What is the derivative of y = arcsin ( x ) ?

This identity can be proven easily by applying sin to both sides of the original equation:
1.) ${\displaystyle y=\arcsin x}$
2.) ${\displaystyle \sin y=\sin \left(\arcsin x\right)}$
3.) ${\displaystyle \sin y=x}$
We continue by using implicit differentiation, keeping in mind to use the chain rule on sin y:
4.) ${\displaystyle \cos y\frac{dy}{dx}=1}$
Solve for ${\displaystyle \frac{dy}{dx}}$:
5.) ${\displaystyle \frac{dy}{dx}=\frac{1}{\cos y}}$
Then, substitution with our original equation yields ${\displaystyle \frac{dy}{dx}}$ in terms of x:
6.) ${\displaystyle \frac{dy}{dx}=\frac{1}{\cos \left(\arcsin x\right)}}$
This may not appear to be a good idea at first, but it can be simplified if the identity is remembered.

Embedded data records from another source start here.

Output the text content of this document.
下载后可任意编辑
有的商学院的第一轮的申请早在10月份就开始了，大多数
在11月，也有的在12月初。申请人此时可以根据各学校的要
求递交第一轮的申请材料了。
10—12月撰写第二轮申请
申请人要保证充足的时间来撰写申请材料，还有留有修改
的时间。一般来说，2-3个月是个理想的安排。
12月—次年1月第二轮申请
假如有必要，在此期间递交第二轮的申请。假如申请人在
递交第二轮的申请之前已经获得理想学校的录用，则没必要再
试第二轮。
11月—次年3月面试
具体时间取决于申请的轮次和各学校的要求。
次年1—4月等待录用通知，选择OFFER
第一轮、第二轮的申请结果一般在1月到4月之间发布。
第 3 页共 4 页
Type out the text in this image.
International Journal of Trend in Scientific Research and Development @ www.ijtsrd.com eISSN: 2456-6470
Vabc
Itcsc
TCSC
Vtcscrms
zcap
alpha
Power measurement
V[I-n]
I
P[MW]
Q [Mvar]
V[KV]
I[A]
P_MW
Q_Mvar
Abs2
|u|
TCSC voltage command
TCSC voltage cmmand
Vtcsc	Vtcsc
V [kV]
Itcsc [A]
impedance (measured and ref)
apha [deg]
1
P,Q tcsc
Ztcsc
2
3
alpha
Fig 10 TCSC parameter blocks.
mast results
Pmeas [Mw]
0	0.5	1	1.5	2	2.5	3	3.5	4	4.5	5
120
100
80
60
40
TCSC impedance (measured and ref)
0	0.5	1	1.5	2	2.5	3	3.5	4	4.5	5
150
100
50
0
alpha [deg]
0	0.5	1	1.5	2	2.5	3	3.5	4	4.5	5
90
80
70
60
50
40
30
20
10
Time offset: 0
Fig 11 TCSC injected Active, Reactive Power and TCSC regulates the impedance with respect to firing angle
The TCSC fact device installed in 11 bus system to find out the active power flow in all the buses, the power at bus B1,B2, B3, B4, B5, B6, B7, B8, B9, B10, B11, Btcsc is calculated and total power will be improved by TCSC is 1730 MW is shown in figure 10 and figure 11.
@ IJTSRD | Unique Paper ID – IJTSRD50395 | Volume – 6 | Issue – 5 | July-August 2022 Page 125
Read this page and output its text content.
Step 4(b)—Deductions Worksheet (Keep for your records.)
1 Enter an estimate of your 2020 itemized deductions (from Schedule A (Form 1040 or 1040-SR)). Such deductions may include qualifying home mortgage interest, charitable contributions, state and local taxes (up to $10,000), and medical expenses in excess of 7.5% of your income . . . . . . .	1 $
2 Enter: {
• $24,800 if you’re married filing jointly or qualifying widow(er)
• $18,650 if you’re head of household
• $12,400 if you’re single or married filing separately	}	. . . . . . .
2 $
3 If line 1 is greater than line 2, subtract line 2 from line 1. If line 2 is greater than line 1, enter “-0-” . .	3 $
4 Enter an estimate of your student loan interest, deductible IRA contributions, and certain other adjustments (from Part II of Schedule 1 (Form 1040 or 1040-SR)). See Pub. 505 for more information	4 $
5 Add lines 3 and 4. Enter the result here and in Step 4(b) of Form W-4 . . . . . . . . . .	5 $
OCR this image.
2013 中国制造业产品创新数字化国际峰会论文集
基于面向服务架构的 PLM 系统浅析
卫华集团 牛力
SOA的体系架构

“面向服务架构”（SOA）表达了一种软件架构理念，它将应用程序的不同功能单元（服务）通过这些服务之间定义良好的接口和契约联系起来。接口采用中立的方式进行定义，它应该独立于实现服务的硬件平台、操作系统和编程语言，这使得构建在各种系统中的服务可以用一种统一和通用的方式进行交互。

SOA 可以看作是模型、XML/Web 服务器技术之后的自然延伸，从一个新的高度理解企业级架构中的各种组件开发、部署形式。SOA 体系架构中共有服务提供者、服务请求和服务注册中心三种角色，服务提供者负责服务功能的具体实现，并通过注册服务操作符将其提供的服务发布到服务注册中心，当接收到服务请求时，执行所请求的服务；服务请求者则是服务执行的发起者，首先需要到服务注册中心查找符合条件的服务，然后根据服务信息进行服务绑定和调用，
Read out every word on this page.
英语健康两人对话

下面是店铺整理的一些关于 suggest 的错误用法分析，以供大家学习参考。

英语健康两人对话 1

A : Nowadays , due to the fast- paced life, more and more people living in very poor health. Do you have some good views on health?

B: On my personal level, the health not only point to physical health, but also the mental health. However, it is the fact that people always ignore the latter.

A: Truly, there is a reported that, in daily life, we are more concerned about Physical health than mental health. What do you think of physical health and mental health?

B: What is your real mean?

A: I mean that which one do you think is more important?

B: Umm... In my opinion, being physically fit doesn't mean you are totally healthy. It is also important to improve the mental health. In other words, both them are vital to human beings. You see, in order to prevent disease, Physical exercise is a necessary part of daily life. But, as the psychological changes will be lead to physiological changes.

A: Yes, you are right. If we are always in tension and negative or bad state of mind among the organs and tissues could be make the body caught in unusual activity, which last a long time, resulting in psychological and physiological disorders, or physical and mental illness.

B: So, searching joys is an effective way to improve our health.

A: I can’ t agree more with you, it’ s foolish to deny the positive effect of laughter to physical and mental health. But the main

${\displaystyle \sin \left(\arccos x\right)=\cos \left(\arcsin x\right)=\sqrt{1-x^2}}$.
7.) ${\displaystyle \frac{dy}{dx}=\frac{1}{\sqrt{1-x^2}}}$
This is a good definition to memorize, along with ${\displaystyle \frac{d}{dx}\left[\arccos x\right]}$ and ${\displaystyle \frac{d}{dx}\left[\arctan x\right]}$, since they appear quite frequently in differentiation problems.